The sun feels good. It creeps in the bedroom around this time every day, when the Potsdamer clouds allow, clawing its way over the sill and onto the drab gray carpet. It plays havoc with the piles of coins on the windowsill, so many pieces of copper and metal that together could buy a loaf of bread, separately fall out of pockets with too many holes. Here, the clouds are winning, and the sun's gone for now. The plastic tarp waves goodbye. The construction soloist on the roof has left for the day; pleased with his newly built echo chamber on the dachgeschloss, he belts out stacatto stanzas. “Oh my love.” A coworker bellows orders, or perhaps a request to pipe down. It has no effect. The call of the stage is too strong, even for the manual laborer.

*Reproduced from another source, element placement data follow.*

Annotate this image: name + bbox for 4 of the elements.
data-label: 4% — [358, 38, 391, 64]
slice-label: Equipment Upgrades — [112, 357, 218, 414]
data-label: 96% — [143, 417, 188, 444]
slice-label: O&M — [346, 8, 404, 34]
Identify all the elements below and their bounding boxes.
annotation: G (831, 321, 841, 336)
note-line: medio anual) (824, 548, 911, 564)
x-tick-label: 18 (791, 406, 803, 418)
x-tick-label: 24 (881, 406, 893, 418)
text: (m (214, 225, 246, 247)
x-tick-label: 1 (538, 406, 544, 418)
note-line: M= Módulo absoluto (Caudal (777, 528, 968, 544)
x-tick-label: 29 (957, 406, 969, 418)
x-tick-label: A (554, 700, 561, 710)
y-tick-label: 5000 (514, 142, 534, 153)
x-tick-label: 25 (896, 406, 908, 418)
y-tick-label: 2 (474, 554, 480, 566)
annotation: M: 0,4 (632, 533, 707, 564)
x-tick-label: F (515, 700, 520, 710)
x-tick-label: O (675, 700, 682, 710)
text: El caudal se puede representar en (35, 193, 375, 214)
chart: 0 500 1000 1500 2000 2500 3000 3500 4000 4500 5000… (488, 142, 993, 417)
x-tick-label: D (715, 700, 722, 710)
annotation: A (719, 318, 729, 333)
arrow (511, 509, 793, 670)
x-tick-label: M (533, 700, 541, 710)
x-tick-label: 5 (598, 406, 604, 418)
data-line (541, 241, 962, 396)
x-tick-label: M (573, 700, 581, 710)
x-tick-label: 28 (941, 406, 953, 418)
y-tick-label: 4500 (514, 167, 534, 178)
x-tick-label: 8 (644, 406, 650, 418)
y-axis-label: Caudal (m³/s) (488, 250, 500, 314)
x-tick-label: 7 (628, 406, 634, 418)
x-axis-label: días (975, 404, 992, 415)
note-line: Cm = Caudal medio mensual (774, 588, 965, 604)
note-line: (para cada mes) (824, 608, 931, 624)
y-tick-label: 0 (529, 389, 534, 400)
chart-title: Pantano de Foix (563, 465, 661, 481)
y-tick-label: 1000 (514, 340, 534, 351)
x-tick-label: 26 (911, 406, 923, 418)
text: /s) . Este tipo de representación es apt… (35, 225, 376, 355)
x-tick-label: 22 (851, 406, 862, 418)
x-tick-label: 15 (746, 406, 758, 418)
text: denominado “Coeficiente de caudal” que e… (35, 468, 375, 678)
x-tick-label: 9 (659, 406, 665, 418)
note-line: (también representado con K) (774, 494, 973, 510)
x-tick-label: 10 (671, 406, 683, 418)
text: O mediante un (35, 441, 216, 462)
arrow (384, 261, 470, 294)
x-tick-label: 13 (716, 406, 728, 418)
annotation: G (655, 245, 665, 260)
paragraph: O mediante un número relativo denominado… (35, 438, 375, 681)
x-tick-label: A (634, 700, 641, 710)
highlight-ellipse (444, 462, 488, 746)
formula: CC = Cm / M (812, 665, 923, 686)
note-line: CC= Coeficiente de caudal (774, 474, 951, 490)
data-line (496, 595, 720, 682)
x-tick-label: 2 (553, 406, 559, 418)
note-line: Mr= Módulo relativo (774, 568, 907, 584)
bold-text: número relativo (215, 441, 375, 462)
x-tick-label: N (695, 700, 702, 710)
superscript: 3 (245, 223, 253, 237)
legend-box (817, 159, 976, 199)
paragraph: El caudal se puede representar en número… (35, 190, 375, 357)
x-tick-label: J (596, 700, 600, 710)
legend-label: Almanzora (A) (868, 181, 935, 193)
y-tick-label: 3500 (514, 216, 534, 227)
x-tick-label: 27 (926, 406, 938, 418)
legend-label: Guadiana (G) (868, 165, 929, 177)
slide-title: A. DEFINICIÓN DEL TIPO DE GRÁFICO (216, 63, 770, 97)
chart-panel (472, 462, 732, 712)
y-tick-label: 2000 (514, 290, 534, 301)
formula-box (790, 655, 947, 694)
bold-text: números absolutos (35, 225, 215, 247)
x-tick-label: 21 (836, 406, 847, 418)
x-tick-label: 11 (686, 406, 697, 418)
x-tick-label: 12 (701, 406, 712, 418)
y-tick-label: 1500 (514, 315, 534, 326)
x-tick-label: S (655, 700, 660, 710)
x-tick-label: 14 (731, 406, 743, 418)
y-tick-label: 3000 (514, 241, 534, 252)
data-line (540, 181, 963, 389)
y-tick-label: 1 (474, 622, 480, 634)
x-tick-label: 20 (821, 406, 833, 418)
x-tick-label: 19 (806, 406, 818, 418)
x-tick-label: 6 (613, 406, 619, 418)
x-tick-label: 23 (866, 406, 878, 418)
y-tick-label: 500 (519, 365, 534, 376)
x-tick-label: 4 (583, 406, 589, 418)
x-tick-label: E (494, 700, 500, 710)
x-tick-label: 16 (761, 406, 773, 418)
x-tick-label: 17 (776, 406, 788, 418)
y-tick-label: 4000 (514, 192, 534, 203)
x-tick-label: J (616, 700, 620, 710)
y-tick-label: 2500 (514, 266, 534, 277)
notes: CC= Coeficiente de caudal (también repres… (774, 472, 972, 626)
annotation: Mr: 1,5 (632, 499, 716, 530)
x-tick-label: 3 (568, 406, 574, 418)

The coins beg me to order them. It is the way of procrastination, or better, the absence of compelling thought. To fiddle, perchance to eat a sandwich. There are always ways to explore the other while ignoring what's right in front of you. Luckily for me, I'm staring at the world on the wall, circa 1996. It claims to be political, but I promise to be neutral. Zaire is enormous; Brazil is bigger. I wonder why no one came up with a better name for the Central African Republic. Or whether Kalaallit Nunaat really translates to Greenland, in that tongue the five people in Greenland must speak. When it's not too cold to talk. Other times, they just sit around and watch as the sun never sets. Or never rises.

A horn blows from beyond the apartment building. A conch shell, perhaps, something to signal the beginning of a game, or just a beginning. A television mumbles, bouncing its afternoon programming from wall to wall in the central courtyard. There's always one person with the TV on full strength, and you can't tell where the TV is. It's a false statement. The TV is all around you. Where are you? In my bedroom on the third floor overlooking the central courtyard at the heart of a corner apartment building on the edge of Pankow, formerly known as east Berlin.